There could soon be a Republican in the race for the predominantly Democratic 8th District.
James Calderwood, a Chevy Chase Village resident who is an attorney with a Washington D.C. firm, confirmed Monday he is “seriously looking at running.” He is expected to make a decision by mid-October.
Calderwood, 73, was recently named by Gov. Larry Hogan as chair of the Maryland Transportation Commission, which serves in an advisory capacity to the governor. Prior to that, he was a member of Montgomery County’s Friendship Heights Transportation Advisory Committee. He is also a past president of the University of Maryland Alumni Association and a founding director of the Maryland Public Policy Institute, several of whose members have played active roles in the new Hogan administration. The institute, based in Rockville, promotes public policy “based on principles of free enterprise, limited government, and civil society,” according to its website.
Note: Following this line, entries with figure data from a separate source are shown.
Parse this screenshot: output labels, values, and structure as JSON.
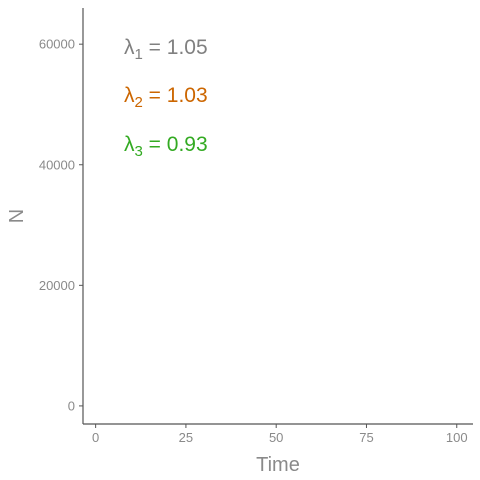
{
  "chart_data": {
    "type": "line",
    "title": "",
    "xlabel": "Time",
    "ylabel": "N",
    "xlim": [
      -3.5,
      104.5
    ],
    "ylim": [
      -3000,
      66000
    ],
    "x_ticks": [
      0,
      25,
      50,
      75,
      100
    ],
    "y_ticks": [
      0,
      20000,
      40000,
      60000
    ],
    "x_tick_labels": [
      "0",
      "25",
      "50",
      "75",
      "100"
    ],
    "y_tick_labels": [
      "0",
      "20000",
      "40000",
      "60000"
    ],
    "grid": false,
    "series": [],
    "annotations": [
      {
        "symbol": "λ",
        "subscript": "1",
        "text": " = 1.05",
        "color": "#808080"
      },
      {
        "symbol": "λ",
        "subscript": "2",
        "text": " = 1.03",
        "color": "#cc6600"
      },
      {
        "symbol": "λ",
        "subscript": "3",
        "text": " = 0.93",
        "color": "#33aa22"
      }
    ]
  }
}
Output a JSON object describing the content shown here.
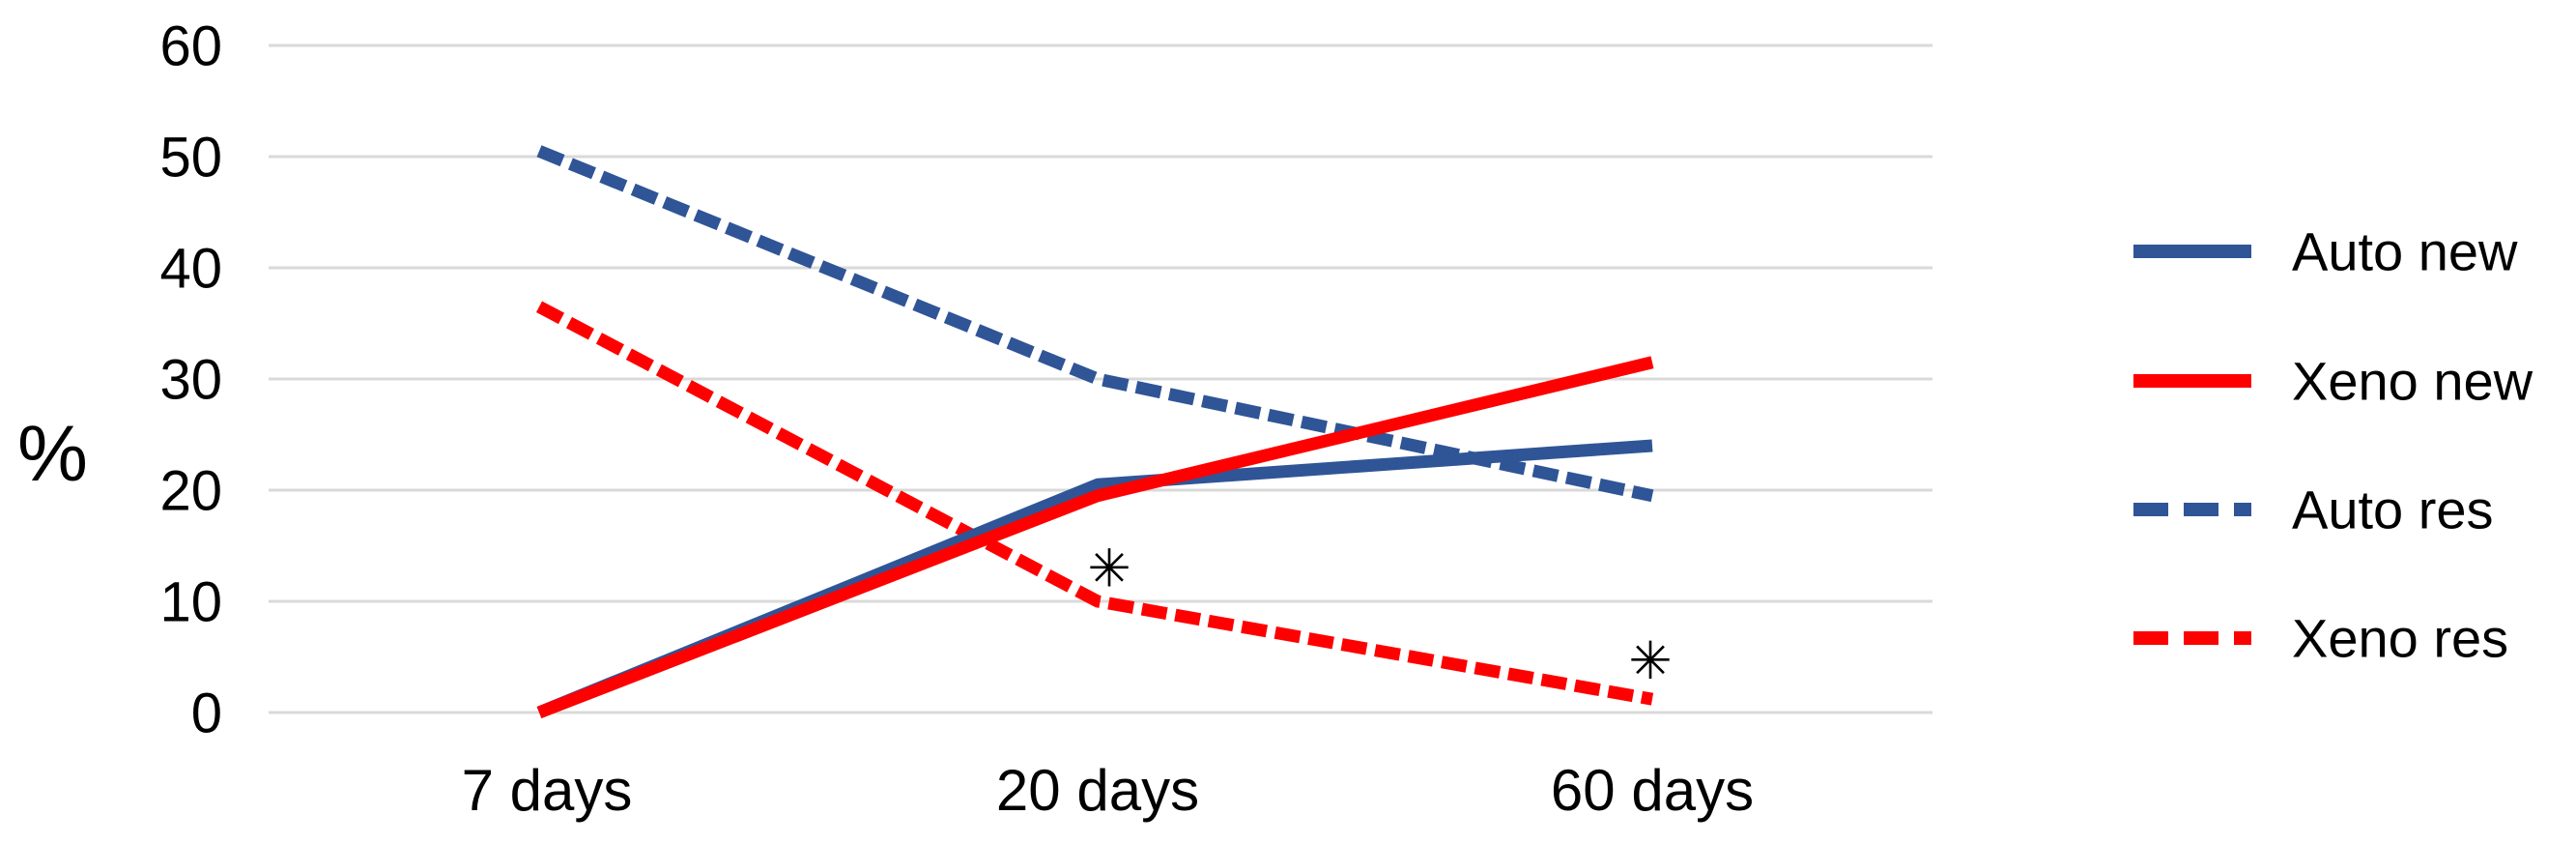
{
  "chart_data": {
    "type": "line",
    "title": "",
    "ylabel": "%",
    "categories": [
      "7 days",
      "20 days",
      "60 days"
    ],
    "yticks": [
      0,
      10,
      20,
      30,
      40,
      50,
      60
    ],
    "ylim": [
      0,
      60
    ],
    "grid": true,
    "legend_position": "right",
    "series": [
      {
        "name": "Auto new",
        "color": "#2F5597",
        "line_style": "solid",
        "values": [
          0,
          20.5,
          24
        ]
      },
      {
        "name": "Xeno new",
        "color": "#FF0000",
        "line_style": "solid",
        "values": [
          0,
          19.5,
          31.5
        ]
      },
      {
        "name": "Auto res",
        "color": "#2F5597",
        "line_style": "dashed",
        "values": [
          50.5,
          30,
          19.5
        ]
      },
      {
        "name": "Xeno res",
        "color": "#FF0000",
        "line_style": "dashed",
        "values": [
          36.5,
          10,
          1.2
        ]
      }
    ],
    "annotations": [
      {
        "symbol": "✳",
        "category": "20 days",
        "value": 13,
        "series_ref": "Xeno res"
      },
      {
        "symbol": "✳",
        "category": "60 days",
        "value": 4.7,
        "series_ref": "Xeno res"
      }
    ],
    "colors": {
      "grid": "#D9D9D9",
      "text": "#000000",
      "blue": "#2F5597",
      "red": "#FF0000",
      "annotation": "#111111"
    }
  }
}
Laytonsville businessman Frank Howard, who ran for a state Senate seat last year, had been considering seeking the GOP nomination in District 8. But Howard decided recently to run instead in neighboring District 6, where a half-dozen Republicans are eyeing the seat to which Democratic incumbent John Delaney narrowly won re-election in 2014.
While national Republicans appear ready to funnel substantial funds into the 2016 general election campaign in District 6, which includes several GOP-dominated counties in western Maryland as well as a sizeable portion of Montgomery County, it remains uncertain whether the national party will also invest resources in District 8. However, sources said Calderwood, if he decides to run, is prepared to devote significant personal funds to the race, although he is not in a position to self-finance a general election campaign.